Steven Chamberlain, head at Barnby Road Academy, gave the school's view on the lockdown.
“The last 24 hours has just been one big blur," he said. "But now we’ve come out of that blur, our focus is that we provide everything we can for the children over the next few weeks and months.
“We want to ensure their lives are not impacted upon any more than they have been in the past few months, and to ensure their learning is still to an appropriate standard so they can continue progressing.
“I think the decision to lockdown was taken out of their (government) hands because of the rise in cases. However, the way in which they have made the decision is in my words rather questionable.”

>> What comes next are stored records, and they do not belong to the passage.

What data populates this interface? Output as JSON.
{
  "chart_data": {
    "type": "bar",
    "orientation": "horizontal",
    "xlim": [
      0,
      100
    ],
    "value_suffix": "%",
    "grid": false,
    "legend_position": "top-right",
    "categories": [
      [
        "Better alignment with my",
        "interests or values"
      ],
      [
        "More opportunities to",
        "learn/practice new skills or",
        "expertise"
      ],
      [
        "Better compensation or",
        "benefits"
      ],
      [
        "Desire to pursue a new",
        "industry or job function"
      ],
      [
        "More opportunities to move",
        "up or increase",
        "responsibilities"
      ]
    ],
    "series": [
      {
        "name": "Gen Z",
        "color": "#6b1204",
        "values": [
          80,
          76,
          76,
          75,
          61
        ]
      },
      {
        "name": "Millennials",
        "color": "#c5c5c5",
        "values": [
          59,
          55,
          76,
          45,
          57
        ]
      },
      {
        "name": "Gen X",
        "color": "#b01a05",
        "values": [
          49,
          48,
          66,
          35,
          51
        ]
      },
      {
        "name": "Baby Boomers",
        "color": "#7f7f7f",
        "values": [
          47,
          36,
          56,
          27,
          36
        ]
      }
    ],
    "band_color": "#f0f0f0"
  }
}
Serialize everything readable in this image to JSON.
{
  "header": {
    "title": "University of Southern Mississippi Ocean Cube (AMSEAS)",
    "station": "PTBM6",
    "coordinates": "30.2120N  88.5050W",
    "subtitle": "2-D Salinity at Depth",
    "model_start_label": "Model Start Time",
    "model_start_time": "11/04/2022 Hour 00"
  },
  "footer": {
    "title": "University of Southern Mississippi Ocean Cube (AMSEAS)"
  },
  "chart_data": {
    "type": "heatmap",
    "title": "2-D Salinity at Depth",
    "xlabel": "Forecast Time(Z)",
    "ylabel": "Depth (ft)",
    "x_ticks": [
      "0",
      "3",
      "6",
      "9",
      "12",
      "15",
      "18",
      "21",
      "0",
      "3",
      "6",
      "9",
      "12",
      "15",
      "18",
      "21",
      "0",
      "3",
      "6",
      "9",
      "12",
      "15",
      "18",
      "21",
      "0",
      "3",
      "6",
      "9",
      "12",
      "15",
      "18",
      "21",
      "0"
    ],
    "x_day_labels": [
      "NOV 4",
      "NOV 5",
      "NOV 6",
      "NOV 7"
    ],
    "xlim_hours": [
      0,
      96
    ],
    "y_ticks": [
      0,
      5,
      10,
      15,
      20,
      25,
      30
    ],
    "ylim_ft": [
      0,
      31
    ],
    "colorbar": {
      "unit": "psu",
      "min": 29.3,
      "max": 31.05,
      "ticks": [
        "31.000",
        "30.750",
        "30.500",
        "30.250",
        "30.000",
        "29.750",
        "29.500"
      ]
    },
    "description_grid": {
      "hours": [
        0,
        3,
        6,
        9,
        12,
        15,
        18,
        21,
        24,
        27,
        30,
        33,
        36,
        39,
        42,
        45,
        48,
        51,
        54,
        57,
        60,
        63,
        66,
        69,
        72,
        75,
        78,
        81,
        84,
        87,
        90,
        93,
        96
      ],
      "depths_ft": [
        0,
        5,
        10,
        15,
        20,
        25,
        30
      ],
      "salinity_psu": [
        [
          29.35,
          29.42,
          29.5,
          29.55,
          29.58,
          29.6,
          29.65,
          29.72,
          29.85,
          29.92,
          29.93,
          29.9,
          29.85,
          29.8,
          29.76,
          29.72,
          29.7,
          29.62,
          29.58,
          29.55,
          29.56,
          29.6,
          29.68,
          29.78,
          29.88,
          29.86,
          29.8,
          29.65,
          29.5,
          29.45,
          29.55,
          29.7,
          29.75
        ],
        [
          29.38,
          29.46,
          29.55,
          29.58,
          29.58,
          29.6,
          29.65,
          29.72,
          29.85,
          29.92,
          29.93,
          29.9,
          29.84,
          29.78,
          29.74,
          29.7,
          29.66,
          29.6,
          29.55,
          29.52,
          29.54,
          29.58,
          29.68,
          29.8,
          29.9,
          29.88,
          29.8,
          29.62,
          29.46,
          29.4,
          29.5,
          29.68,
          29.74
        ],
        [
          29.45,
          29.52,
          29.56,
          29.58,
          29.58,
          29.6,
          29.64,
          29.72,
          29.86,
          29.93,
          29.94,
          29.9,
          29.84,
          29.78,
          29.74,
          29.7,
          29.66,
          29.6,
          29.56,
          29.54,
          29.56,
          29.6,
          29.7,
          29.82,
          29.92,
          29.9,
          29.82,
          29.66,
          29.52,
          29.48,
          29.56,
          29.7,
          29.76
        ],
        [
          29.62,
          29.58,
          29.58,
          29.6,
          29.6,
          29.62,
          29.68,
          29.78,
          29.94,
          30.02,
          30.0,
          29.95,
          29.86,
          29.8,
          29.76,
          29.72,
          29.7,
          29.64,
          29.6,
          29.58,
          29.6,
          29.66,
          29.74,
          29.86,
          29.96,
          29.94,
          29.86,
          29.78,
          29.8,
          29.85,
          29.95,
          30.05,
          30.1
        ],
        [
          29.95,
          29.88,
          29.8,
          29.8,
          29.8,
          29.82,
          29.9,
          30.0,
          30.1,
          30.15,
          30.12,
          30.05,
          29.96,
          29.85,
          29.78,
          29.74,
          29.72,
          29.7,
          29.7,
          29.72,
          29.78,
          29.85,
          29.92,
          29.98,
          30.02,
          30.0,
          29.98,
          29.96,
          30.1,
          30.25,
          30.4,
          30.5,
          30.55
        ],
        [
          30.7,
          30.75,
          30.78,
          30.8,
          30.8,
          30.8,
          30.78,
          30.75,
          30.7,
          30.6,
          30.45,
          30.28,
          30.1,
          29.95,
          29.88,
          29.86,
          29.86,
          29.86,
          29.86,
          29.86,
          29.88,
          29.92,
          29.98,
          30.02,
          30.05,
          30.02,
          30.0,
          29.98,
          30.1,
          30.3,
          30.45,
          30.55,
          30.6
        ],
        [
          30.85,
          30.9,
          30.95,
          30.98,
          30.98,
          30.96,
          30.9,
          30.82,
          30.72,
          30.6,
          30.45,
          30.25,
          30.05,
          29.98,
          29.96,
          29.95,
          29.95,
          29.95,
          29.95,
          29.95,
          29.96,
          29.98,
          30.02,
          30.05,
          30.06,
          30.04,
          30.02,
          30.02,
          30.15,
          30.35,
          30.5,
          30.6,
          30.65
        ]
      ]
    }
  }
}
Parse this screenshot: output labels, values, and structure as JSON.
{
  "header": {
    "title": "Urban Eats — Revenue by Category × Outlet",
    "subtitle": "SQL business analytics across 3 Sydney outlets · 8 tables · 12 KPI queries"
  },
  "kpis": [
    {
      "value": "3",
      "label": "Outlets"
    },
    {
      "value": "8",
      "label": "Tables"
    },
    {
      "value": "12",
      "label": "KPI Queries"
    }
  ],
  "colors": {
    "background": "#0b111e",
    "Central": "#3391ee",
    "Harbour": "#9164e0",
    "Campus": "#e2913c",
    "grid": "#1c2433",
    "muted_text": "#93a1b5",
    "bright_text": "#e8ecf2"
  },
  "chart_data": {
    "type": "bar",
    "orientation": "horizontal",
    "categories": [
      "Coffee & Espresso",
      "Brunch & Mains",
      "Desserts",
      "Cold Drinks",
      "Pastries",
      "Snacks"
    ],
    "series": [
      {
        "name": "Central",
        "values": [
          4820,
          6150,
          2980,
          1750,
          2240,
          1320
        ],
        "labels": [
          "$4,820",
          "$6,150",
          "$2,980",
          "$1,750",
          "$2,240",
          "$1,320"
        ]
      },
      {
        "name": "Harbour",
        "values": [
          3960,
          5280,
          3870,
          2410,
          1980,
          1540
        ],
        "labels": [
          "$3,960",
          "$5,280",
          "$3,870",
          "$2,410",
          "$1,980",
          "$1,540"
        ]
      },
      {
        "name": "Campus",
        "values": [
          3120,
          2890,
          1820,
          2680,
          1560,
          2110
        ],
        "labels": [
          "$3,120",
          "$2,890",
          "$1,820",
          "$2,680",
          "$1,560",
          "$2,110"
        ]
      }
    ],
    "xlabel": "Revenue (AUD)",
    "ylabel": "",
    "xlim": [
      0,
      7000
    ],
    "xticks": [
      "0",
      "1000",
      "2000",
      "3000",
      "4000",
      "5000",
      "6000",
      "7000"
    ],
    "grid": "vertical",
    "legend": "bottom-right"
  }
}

University and college students will be asked to remain at their current location and not to return until at least mid-February.
In-person teaching at university will only be permitted for critical courses such as those studying to work in the health service.
Nurseries and special schools will remain open.
As for exams, BTEC examinations that are scheduled for the next few days will go ahead as planned.
GCSE and A-levels remain in doubt. The government has reassured students there will be a discussion between the Office of Qualifications and Examinations Regulation (Ofqual) and the Department for Education about next steps.
In his address last night, Mr Johnson warned it would not be possible or fair for all exams to go ahead as planned this summer.
The government has further announced there will be a system of free school meals for those eligible. This is yet to be announced.